Sarah Zimmerman. Join our community of development professionals and humanitarians. Malnutrition in Tanzania: will food fortification laws work? Read more. Fortifying foods: four lessons for micronutrient distribution.
In countries where there is political commitment to food fortification and where legislation exists to support it, there can often be challenges with effective implementation and monitoring.
Food fortification is ranked one of the highest-return interventions in global development. Food fortification is a proven, sustainable, cost-effective and high-impact solution to address micronutrient deficiencies. Staple foods such as wheat flour, maize flour, rice, oil, pulses and salt, are consumed by most of the global population consistently throughout the year.
They can be fortified with micronutrients, including iron, folic acid, vitamin A, iodine and others, without affecting taste, texture, or colour — and with a negligible cost to the consumer. This inclusive solution reaches nearly the entire population. Mandatory fortification of staple foods with folic acid improves the folate status of women, greatly reducing the risk of giving birth to babies with neural tube defects, should they become pregnant.
Depending upon the in-country fortification standards, Nutrition International promotes fortification of staple foods and condiments, including:. We work to increase policy coherence, scale up fortification, and improve program monitoring.
For example, milk is often fortified with vitamin D, and calcium may be added to fruit juices. An enriched food means that nutrients that were lost during processing are added back in.
Many refined grains are enriched. Wheat flour, for example, may have folic acid, riboflavin, and iron added back in after processing. This is intended to restore its original vitamin levels. Historically, fortifying foods has been widely successful in the United States. Common diseases that are caused by nutrient deficiencies, like rickets and pellagra, have been virtually eliminated.
There are also concerns that fortified and enriched foods may be causing people to get harmful amounts of certain vitamins and minerals. Fortified and enriched foods can be a part of a healthy, nutrient-rich diet. Children are particularly vulnerable to nutrient deficiencies. Fortified and enriched foods are important sources of nutrients for kids, especially for iron, zinc, and B vitamins. Unfortunately, many fortified or enriched foods are heavily processed and packaged.

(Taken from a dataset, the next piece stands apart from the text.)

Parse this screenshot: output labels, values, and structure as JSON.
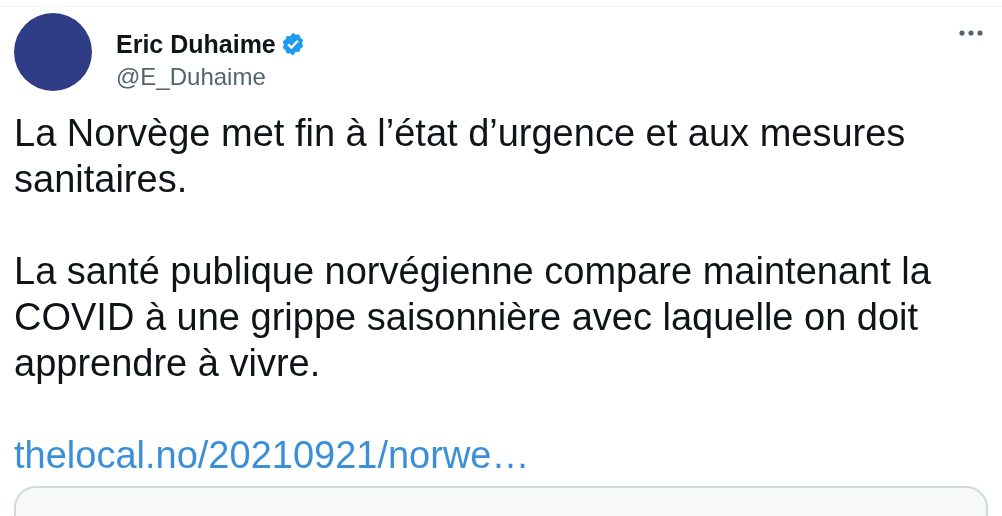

They often come with high sodium, fat, and sugar content. Many younger children are also at risk of overdosing on some added vitamins, according to a report from the Environmental Working Group EWG. Many children may also exceed daily recommended values by eating a variety of fortified foods throughout the day, or by eating more than one serving.
Nearly half of children ages 2 to 8 get too much zinc, and 13 percent consume too much vitamin A. These overdoses are potentially dangerous. Fortified and enriched foods, especially foods not formulated for children, may not be safe for all children. The EWG recommends that children eat products with no more than 20 to 25 percent of the adult recommended daily value for vitamin A, niacin, and zinc.